Ukraine has been under the spiritual leadership of Moscow since at least the 17th century.
10 killed in the city center
Ukraine’s national guard says around 10 people were killed in strikes on a military installation in the central town of Dnipro, which had so far been relatively spared from the fighting.
Zelensky warns of Donbass “genocide”
Ukrainian President Volodymyr Zelensky accuses Moscow of committing “genocide” in the Donbass, where Russian forces are closing in on the cities of Severodonetsk and Lysychansk.
In his daily televised address, Zelensky warns that the Russian offensive could empty the Donbass of its population.
“All of this, including the deportation of our people and the massacres of civilians, is an overt policy of genocide carried out by Russia,” he said.
Ukrainian flag removed from Putin Peak
Kyrgyzstan’s climbing federation said it removed a Ukrainian flag from a mountain bearing the name of Russian President Vladimir Putin, following a police investigation into the stunt, and replaced it with the Kyrgyz flag.
Earlier this week, a climber posted a video of the flag on the mountain dubbed Poutine Peak, which rises 4,446 meters (14,587ft) above sea level.
Russian lawmakers call for ‘immediate withdrawal’
Two communist lawmakers in Russia’s Far East are urging Putin to end Moscow’s offensive in Ukraine in a rare public show of dissent.

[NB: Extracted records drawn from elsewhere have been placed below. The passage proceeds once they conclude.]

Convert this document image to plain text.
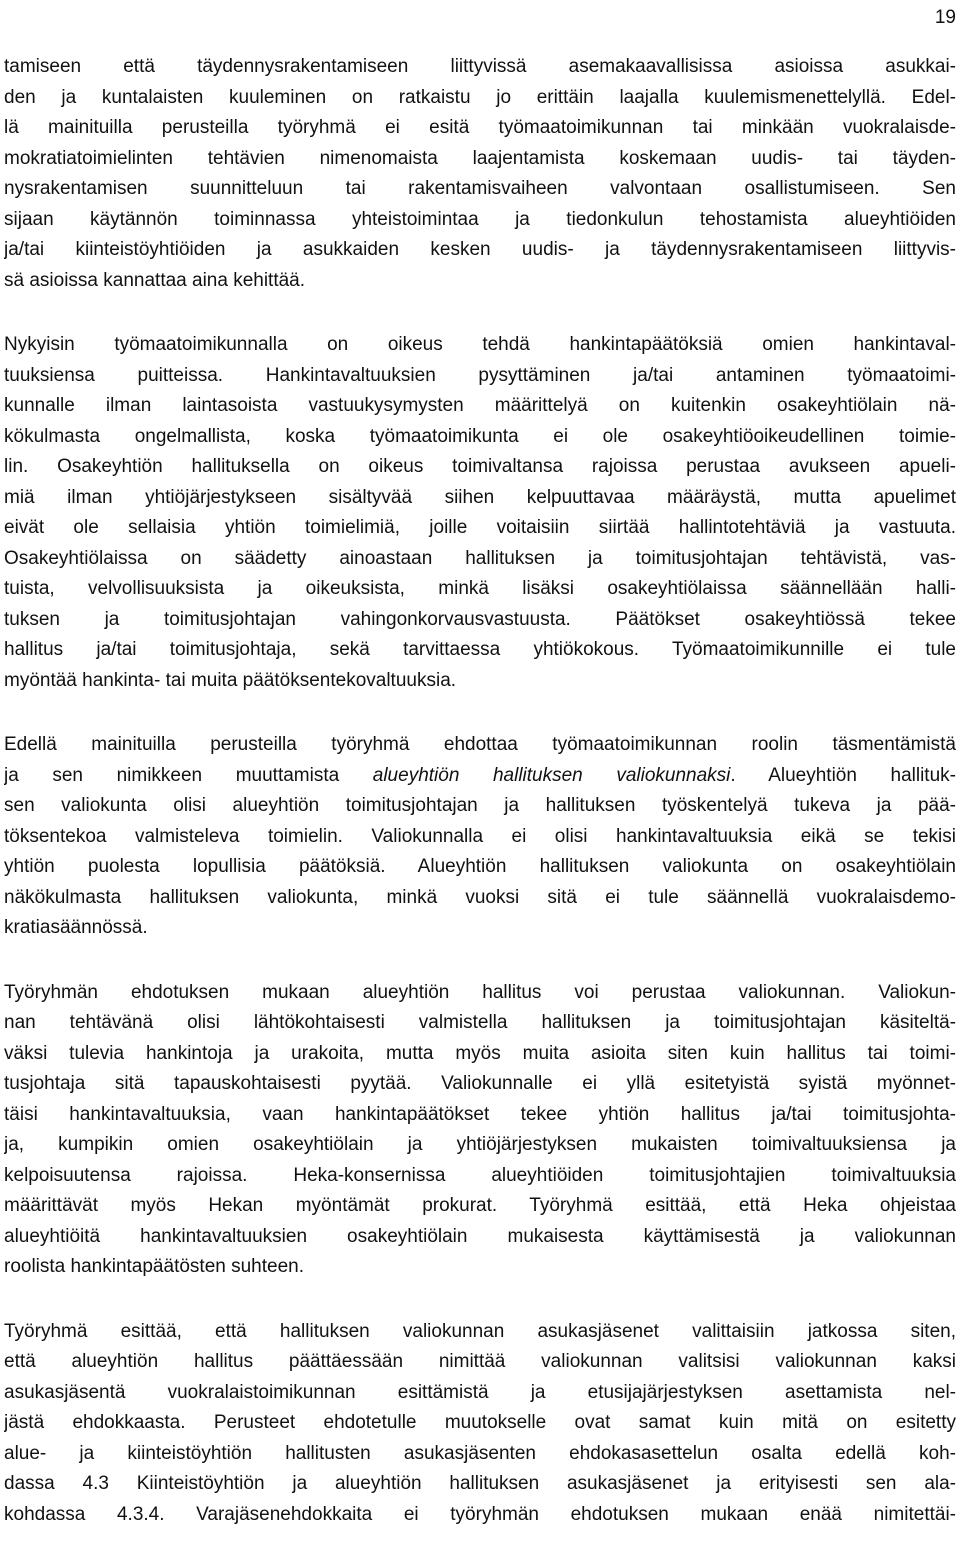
19
tamiseen että täydennysrakentamiseen liittyvissä asemakaavallisissa asioissa asukkai-
den ja kuntalaisten kuuleminen on ratkaistu jo erittäin laajalla kuulemismenettelyllä. Edel-
lä mainituilla perusteilla työryhmä ei esitä työmaatoimikunnan tai minkään vuokralaisde-
mokratiatoimielinten tehtävien nimenomaista laajentamista koskemaan uudis- tai täyden-
nysrakentamisen suunnitteluun tai rakentamisvaiheen valvontaan osallistumiseen. Sen
sijaan käytännön toiminnassa yhteistoimintaa ja tiedonkulun tehostamista alueyhtiöiden
ja/tai kiinteistöyhtiöiden ja asukkaiden kesken uudis- ja täydennysrakentamiseen liittyvis-
sä asioissa kannattaa aina kehittää.
Nykyisin työmaatoimikunnalla on oikeus tehdä hankintapäätöksiä omien hankintaval-
tuuksiensa puitteissa. Hankintavaltuuksien pysyttäminen ja/tai antaminen työmaatoimi-
kunnalle ilman laintasoista vastuukysymysten määrittelyä on kuitenkin osakeyhtiölain nä-
kökulmasta ongelmallista, koska työmaatoimikunta ei ole osakeyhtiöoikeudellinen toimie-
lin. Osakeyhtiön hallituksella on oikeus toimivaltansa rajoissa perustaa avukseen apueli-
miä ilman yhtiöjärjestykseen sisältyvää siihen kelpuuttavaa määräystä, mutta apuelimet
eivät ole sellaisia yhtiön toimielimiä, joille voitaisiin siirtää hallintotehtäviä ja vastuuta.
Osakeyhtiölaissa on säädetty ainoastaan hallituksen ja toimitusjohtajan tehtävistä, vas-
tuista, velvollisuuksista ja oikeuksista, minkä lisäksi osakeyhtiölaissa säännellään halli-
tuksen ja toimitusjohtajan vahingonkorvausvastuusta. Päätökset osakeyhtiössä tekee
hallitus ja/tai toimitusjohtaja, sekä tarvittaessa yhtiökokous. Työmaatoimikunnille ei tule
myöntää hankinta- tai muita päätöksentekovaltuuksia.
Edellä mainituilla perusteilla työryhmä ehdottaa työmaatoimikunnan roolin täsmentämistä
ja sen nimikkeen muuttamista alueyhtiön hallituksen valiokunnaksi. Alueyhtiön hallituk-
sen valiokunta olisi alueyhtiön toimitusjohtajan ja hallituksen työskentelyä tukeva ja pää-
töksentekoa valmisteleva toimielin. Valiokunnalla ei olisi hankintavaltuuksia eikä se tekisi
yhtiön puolesta lopullisia päätöksiä. Alueyhtiön hallituksen valiokunta on osakeyhtiölain
näkökulmasta hallituksen valiokunta, minkä vuoksi sitä ei tule säännellä vuokralaisdemo-
kratiasäännössä.
Työryhmän ehdotuksen mukaan alueyhtiön hallitus voi perustaa valiokunnan. Valiokun-
nan tehtävänä olisi lähtökohtaisesti valmistella hallituksen ja toimitusjohtajan käsiteltä-
väksi tulevia hankintoja ja urakoita, mutta myös muita asioita siten kuin hallitus tai toimi-
tusjohtaja sitä tapauskohtaisesti pyytää. Valiokunnalle ei yllä esitetyistä syistä myönnet-
täisi hankintavaltuuksia, vaan hankintapäätökset tekee yhtiön hallitus ja/tai toimitusjohta-
ja, kumpikin omien osakeyhtiölain ja yhtiöjärjestyksen mukaisten toimivaltuuksiensa ja
kelpoisuutensa rajoissa. Heka-konsernissa alueyhtiöiden toimitusjohtajien toimivaltuuksia
määrittävät myös Hekan myöntämät prokurat. Työryhmä esittää, että Heka ohjeistaa
alueyhtiöitä hankintavaltuuksien osakeyhtiölain mukaisesta käyttämisestä ja valiokunnan
roolista hankintapäätösten suhteen.
Työryhmä esittää, että hallituksen valiokunnan asukasjäsenet valittaisiin jatkossa siten,
että alueyhtiön hallitus päättäessään nimittää valiokunnan valitsisi valiokunnan kaksi
asukasjäsentä vuokralaistoimikunnan esittämistä ja etusijajärjestyksen asettamista nel-
jästä ehdokkaasta. Perusteet ehdotetulle muutokselle ovat samat kuin mitä on esitetty
alue- ja kiinteistöyhtiön hallitusten asukasjäsenten ehdokasasettelun osalta edellä koh-
dassa 4.3 Kiinteistöyhtiön ja alueyhtiön hallituksen asukasjäsenet ja erityisesti sen ala-
kohdassa 4.3.4. Varajäsenehdokkaita ei työryhmän ehdotuksen mukaan enää nimitettäi-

Lawmaker Leonid Vasyukevich warns “there will be even more orphans in our country” if troops are not immediately withdrawn. He is supported by another legislator from the assembly of the Primorsky Krai region.
The local communist faction leader said the statement was not agreed with the party and vowed to take “the toughest action” against the pair.
Russia to boost grain exports
Russia says it plans to increase grain exports amid a looming global food crisis exacerbated by the war in Ukraine.
Agriculture Minister Dmitry Patrushev said Russia will increase its grain exports from more than 37 million tonnes in the 2021-2022 season ending June 30 to 50 million tonnes in the new season. starting July 1.
Kyiv and the West accuse Russia’s blockade of Ukrainian ports of blocking grain exports from Europe’s breadbasket.
Putin told Austrian Chancellor Karl Nehammer in a phone call that the accusations were “baseless” and blamed Western sanctions on Russia for soaring food prices.
Reduction of Ukraine’s debt rating
S&P Global Ratings downgrades Ukraine’s debt rating and says the outlook is negative, due to continued fallout from the Russian invasion and the expectation that the conflict won’t end any time soon.
The agency downgrades Ukraine’s long-term and short-term foreign currency debt rating to “CCC+/C” from “B-/B” due to “an expectation of a prolonged period of macroeconomic instability in the country”.
Russia expects windfall of energy revenue
Russia expects to receive $14.4 billion in additional oil and gas revenue this year, the finance minister said, adding that part of the windfall will be spent on Moscow’s offensive in Ukraine.
“We expect to receive up to a trillion rubles in additional oil and gas revenue, according to forecasts we have worked out together with the Ministry of Economic Development,” Finance Minister Anton Siluanov said in remarks broadcast to state television.